The ongoing argument on amending the Constitution or writing a new constitution has ushered in the presidential election campaign. President Chen Shui-bian (陳水扁) and his Chinese Nationalist Party (KMT) counterpart Lien Chan (連戰) have both agreed on a public debate on constitutional reform. If such a debate materializes, we may witness a brilliant and historic dialogue.
On the critical issue of the central government system, the pan-blue and pan-green camps have both made four central commitments -- single-member constituencies, a double-ballot system (with one of the votes going to generate legislators in the national constituency), a quota for women and a pure presidential system or a system close to a presidential system.
However, in light of political science theory and the experience of other countries, I find serious contradictions among the four criteria. The four ideals in fact cannot exist at the same time to form a reasonable and workable system.
The four commitments may appear simple and comprehensible. But further investigation is needed into the feasibility of their simultaneous implementation. First, the design of a system reserving legislature seats for women cannot be carried out under the single-member constituency system. Women's seats may be protected via nomination for the national constituency but the rigid partisan nature of the national proportional representation system is not compatible with a presidential system. Therefore, the logic behind the four commitments is contradictory. I'd like to prove their mutual incompatibility, focusing on the issue of women's seats in the legislature.
Based on the UN's Human Development Report 2003, I have examined the 30 countries where women hold the most seats in lower or single-house parliaments, and 20 countries from the report's gender empowerment measure (GEM). Because some of these countries overlap, we end up with 37 countries.
Among the 37 countries, 11 use a presidential system. Only one of the 11 countries, the US, is an Organization for Economic Co-operation and Development (OECD) country.
Among the remaining 10 are two Latin American countries and eight African countries. Actually, among the 19 OECD countries included on the list, 16 use a parliamentary system, and two use a semi-presidential system. Among the 10, the US is the only one with a presidential system.
Focusing on the countries that use a presidential system, seven of the 11 countries have multi-member constituencies. Only four have single-member districts. Among these four, only one country also uses a national proportional representation system. That country is the Seychelles.
Among the seven countries that use both a presidential system and multi-member constituencies, five depend on their Constitutions, laws, or political parties' clauses to guarantee women's seats in the legislature.
As to the other four that use single-member district systems, Uganda and Tanzania rely on their Constitutions and laws to reserve seats for women. But Uganda designates 50 constituencies outside its single-member districts to generate 50 female legislators. Women lawmakers in Tanzania are nominated by the president. Neither of the countries' systems follows the norms of democracy, while the other two countries that adopt single-member constituencies, the US and the Seychelles, do not have a legally guaranteed quota of seats for women.
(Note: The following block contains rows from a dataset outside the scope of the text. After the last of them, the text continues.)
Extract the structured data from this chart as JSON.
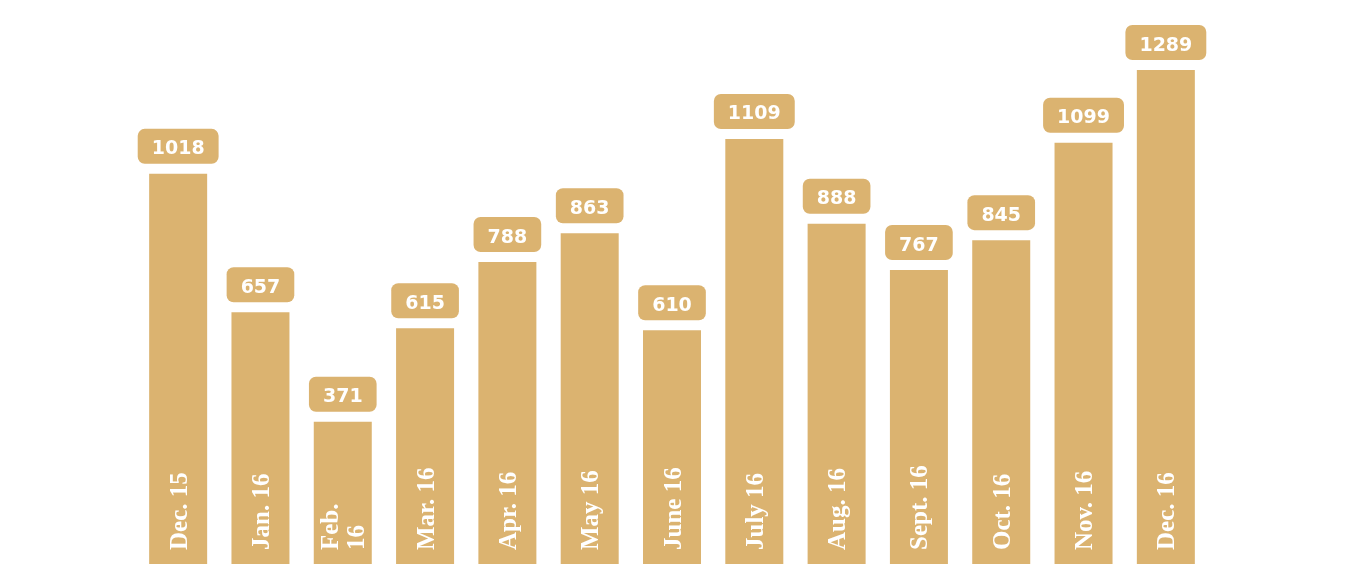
{
  "chart_data": {
    "type": "bar",
    "categories": [
      "Dec. 15",
      "Jan. 16",
      "Feb. 16",
      "Mar. 16",
      "Apr. 16",
      "May 16",
      "June 16",
      "July 16",
      "Aug. 16",
      "Sept. 16",
      "Oct. 16",
      "Nov. 16",
      "Dec. 16"
    ],
    "values": [
      1018,
      657,
      371,
      615,
      788,
      863,
      610,
      1109,
      888,
      767,
      845,
      1099,
      1289
    ],
    "color": "#dbb370",
    "data_labels": true
  }
}
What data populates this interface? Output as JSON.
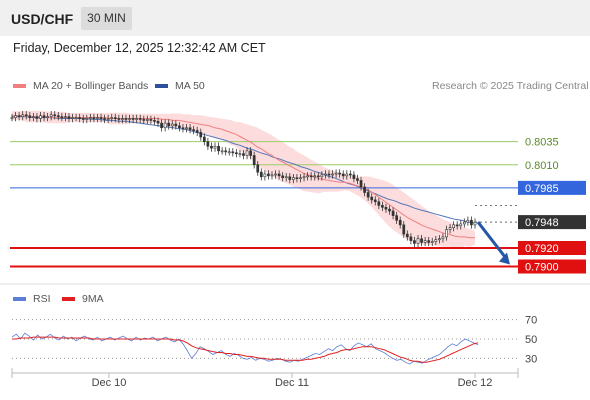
{
  "header": {
    "pair": "USD/CHF",
    "timeframe": "30 MIN",
    "datetime": "Friday, December 12, 2025 12:32:42 AM CET"
  },
  "legend": {
    "ma20_label": "MA 20 + Bollinger Bands",
    "ma50_label": "MA 50",
    "credit": "Research © 2025 Trading Central",
    "rsi_label": "RSI",
    "ma9_label": "9MA"
  },
  "colors": {
    "ma20": "#f08080",
    "bollinger_fill": "#fbd6d6",
    "ma50": "#5577bb",
    "resistance": "#9ccc65",
    "pivot": "#3366dd",
    "support": "#e01010",
    "current": "#333333",
    "arrow": "#2457a6",
    "rsi": "#5b7fd6",
    "rsi_ma": "#e02020"
  },
  "chart_data": [
    {
      "type": "candlestick",
      "x_ticks": [
        "Dec 10",
        "Dec 11",
        "Dec 12"
      ],
      "ylim": [
        0.788,
        0.808
      ],
      "levels": [
        {
          "label": "0.8035",
          "value": 0.8035,
          "kind": "resistance"
        },
        {
          "label": "0.8010",
          "value": 0.801,
          "kind": "resistance"
        },
        {
          "label": "0.7985",
          "value": 0.7985,
          "kind": "pivot"
        },
        {
          "label": "0.7948",
          "value": 0.7948,
          "kind": "current"
        },
        {
          "label": "0.7920",
          "value": 0.792,
          "kind": "support"
        },
        {
          "label": "0.7900",
          "value": 0.79,
          "kind": "support"
        }
      ],
      "close": [
        0.8061,
        0.8063,
        0.8062,
        0.8064,
        0.8063,
        0.8061,
        0.8062,
        0.806,
        0.8063,
        0.8061,
        0.8062,
        0.8064,
        0.8063,
        0.8062,
        0.8061,
        0.8062,
        0.806,
        0.8061,
        0.8061,
        0.806,
        0.8059,
        0.806,
        0.8061,
        0.806,
        0.8061,
        0.806,
        0.8059,
        0.806,
        0.8061,
        0.806,
        0.8059,
        0.806,
        0.8059,
        0.806,
        0.8059,
        0.806,
        0.8059,
        0.8058,
        0.8059,
        0.8058,
        0.8057,
        0.8055,
        0.805,
        0.8055,
        0.8052,
        0.8054,
        0.8052,
        0.805,
        0.8049,
        0.805,
        0.8048,
        0.8047,
        0.8045,
        0.804,
        0.8035,
        0.803,
        0.8028,
        0.803,
        0.8025,
        0.8025,
        0.8024,
        0.8024,
        0.8023,
        0.8022,
        0.8022,
        0.802,
        0.8025,
        0.802,
        0.801,
        0.8002,
        0.7997,
        0.8,
        0.7998,
        0.7999,
        0.8,
        0.7998,
        0.7996,
        0.7997,
        0.7994,
        0.7996,
        0.7995,
        0.7996,
        0.7997,
        0.7998,
        0.7997,
        0.7998,
        0.7997,
        0.7999,
        0.8,
        0.7999,
        0.8,
        0.8001,
        0.8,
        0.7998,
        0.8,
        0.7999,
        0.7995,
        0.7993,
        0.7986,
        0.798,
        0.7975,
        0.7972,
        0.797,
        0.7966,
        0.7964,
        0.7962,
        0.796,
        0.7955,
        0.795,
        0.7945,
        0.7935,
        0.7932,
        0.7928,
        0.7925,
        0.793,
        0.7926,
        0.7928,
        0.7926,
        0.7927,
        0.7929,
        0.793,
        0.7932,
        0.794,
        0.7942,
        0.7945,
        0.7944,
        0.7946,
        0.7948,
        0.795,
        0.7945,
        0.7948
      ],
      "ma20": [
        0.8063,
        0.8063,
        0.8063,
        0.8062,
        0.8062,
        0.8062,
        0.8062,
        0.8061,
        0.8061,
        0.8061,
        0.8061,
        0.8061,
        0.8061,
        0.8061,
        0.8061,
        0.8061,
        0.8061,
        0.8061,
        0.8061,
        0.806,
        0.806,
        0.806,
        0.806,
        0.806,
        0.806,
        0.806,
        0.806,
        0.806,
        0.806,
        0.8059,
        0.8059,
        0.8058,
        0.8058,
        0.8057,
        0.8056,
        0.8055,
        0.8054,
        0.8053,
        0.8052,
        0.805,
        0.8049,
        0.8047,
        0.8045,
        0.8043,
        0.804,
        0.8037,
        0.8034,
        0.803,
        0.8027,
        0.8023,
        0.802,
        0.8016,
        0.8013,
        0.801,
        0.8007,
        0.8004,
        0.8001,
        0.7999,
        0.7997,
        0.7995,
        0.7994,
        0.7993,
        0.7992,
        0.7991,
        0.7991,
        0.799,
        0.7988,
        0.7986,
        0.7984,
        0.7981,
        0.7977,
        0.7973,
        0.7969,
        0.7965,
        0.7961,
        0.7957,
        0.7953,
        0.795,
        0.7947,
        0.7944,
        0.7942,
        0.794,
        0.7938,
        0.7936,
        0.7935,
        0.7933,
        0.7932,
        0.7932,
        0.7931,
        0.7931
      ],
      "ma50": [
        0.8062,
        0.8062,
        0.8062,
        0.8061,
        0.8061,
        0.8061,
        0.8061,
        0.806,
        0.806,
        0.806,
        0.806,
        0.806,
        0.8059,
        0.8059,
        0.8058,
        0.8058,
        0.8057,
        0.8057,
        0.8056,
        0.8055,
        0.8054,
        0.8053,
        0.8052,
        0.8051,
        0.805,
        0.8049,
        0.8048,
        0.8046,
        0.8044,
        0.8042,
        0.804,
        0.8038,
        0.8036,
        0.8033,
        0.8031,
        0.8028,
        0.8026,
        0.8023,
        0.8021,
        0.8018,
        0.8016,
        0.8013,
        0.8011,
        0.8008,
        0.8006,
        0.8003,
        0.8001,
        0.7998,
        0.7996,
        0.7993,
        0.799,
        0.7988,
        0.7985,
        0.7982,
        0.7979,
        0.7976,
        0.7973,
        0.7971,
        0.7968,
        0.7966,
        0.7963,
        0.7961,
        0.7959,
        0.7957,
        0.7955,
        0.7953,
        0.7951,
        0.795,
        0.7948,
        0.7947
      ]
    },
    {
      "type": "line",
      "ylim": [
        20,
        80
      ],
      "y_ticks": [
        70,
        50,
        30
      ],
      "series": [
        {
          "name": "RSI",
          "values": [
            52,
            55,
            50,
            56,
            53,
            49,
            54,
            50,
            52,
            55,
            51,
            49,
            53,
            50,
            52,
            48,
            51,
            53,
            50,
            49,
            52,
            48,
            50,
            52,
            49,
            51,
            53,
            50,
            48,
            52,
            49,
            51,
            50,
            52,
            48,
            50,
            52,
            49,
            47,
            50,
            45,
            38,
            30,
            35,
            42,
            40,
            37,
            34,
            36,
            38,
            34,
            32,
            35,
            33,
            30,
            29,
            31,
            28,
            30,
            29,
            27,
            28,
            30,
            29,
            27,
            26,
            28,
            27,
            29,
            31,
            33,
            35,
            34,
            37,
            40,
            38,
            42,
            44,
            40,
            38,
            43,
            46,
            44,
            42,
            45,
            40,
            38,
            36,
            33,
            30,
            28,
            29,
            26,
            24,
            27,
            26,
            25,
            28,
            30,
            32,
            34,
            38,
            42,
            45,
            43,
            47,
            50,
            48,
            46,
            44
          ],
          "color": "#5b7fd6"
        },
        {
          "name": "9MA",
          "values": [
            50,
            50,
            51,
            51,
            51,
            52,
            52,
            52,
            52,
            52,
            52,
            51,
            51,
            51,
            51,
            51,
            51,
            51,
            51,
            50,
            50,
            50,
            50,
            50,
            50,
            50,
            50,
            50,
            50,
            50,
            50,
            50,
            50,
            50,
            50,
            50,
            50,
            50,
            49,
            49,
            48,
            46,
            43,
            41,
            40,
            39,
            38,
            37,
            36,
            36,
            35,
            35,
            34,
            34,
            33,
            32,
            32,
            31,
            30,
            30,
            29,
            29,
            29,
            29,
            28,
            28,
            28,
            28,
            28,
            29,
            29,
            30,
            31,
            32,
            34,
            35,
            36,
            38,
            39,
            39,
            40,
            41,
            42,
            42,
            42,
            41,
            40,
            39,
            37,
            35,
            33,
            31,
            30,
            28,
            27,
            27,
            26,
            26,
            27,
            28,
            29,
            31,
            33,
            35,
            37,
            39,
            41,
            43,
            45,
            46
          ],
          "color": "#e02020"
        }
      ]
    }
  ]
}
Therefore, the commitments made by the ruling and opposition parties -- single-member districts, two votes to choose legislators in the national constituency, a quota for women, and a presidential system or a system close to a presidential system -- not only contradict one another, but can hardly be found in other countries. The Seychelles is the only country that comes close to satisfying even three of the criteria.
Perhaps you're not familiar with the Seychelles. Allow me to introduce this country to you. The Seychelles is composed of dozens of islands and is situated east of Africa. It claimed independence from the UK in 1976. With a total population of 80,000, the country has 34 seats in its legislature, with 25 generated from single-member districts and nine allocated according to proportional representation.
But women's representation in the legislature is not guaranteed by the country's constitution, laws or party clauses.
I think the reason that women in the Seychelles occupy almost 30 percent of the seats in the legislature may be related to the country's unique geography, organization of constituencies and social climate.
The example of the Seychelles might well be a unique case, and not a universal norm that Taiwan's constitutional reform should attempt to mirror.
Therefore, the four commitments cannot be realized either in theory or in practice.
In order to cater to voters, political parties in Taiwan seem to have rashly and close-mindedly promised a utopian system that does not exist in the real world.
If the parties' promises are carried out, we cannot but worry what the political system will be like.
Shen Fu-hsiung is a Democratic Progressive Party legislator.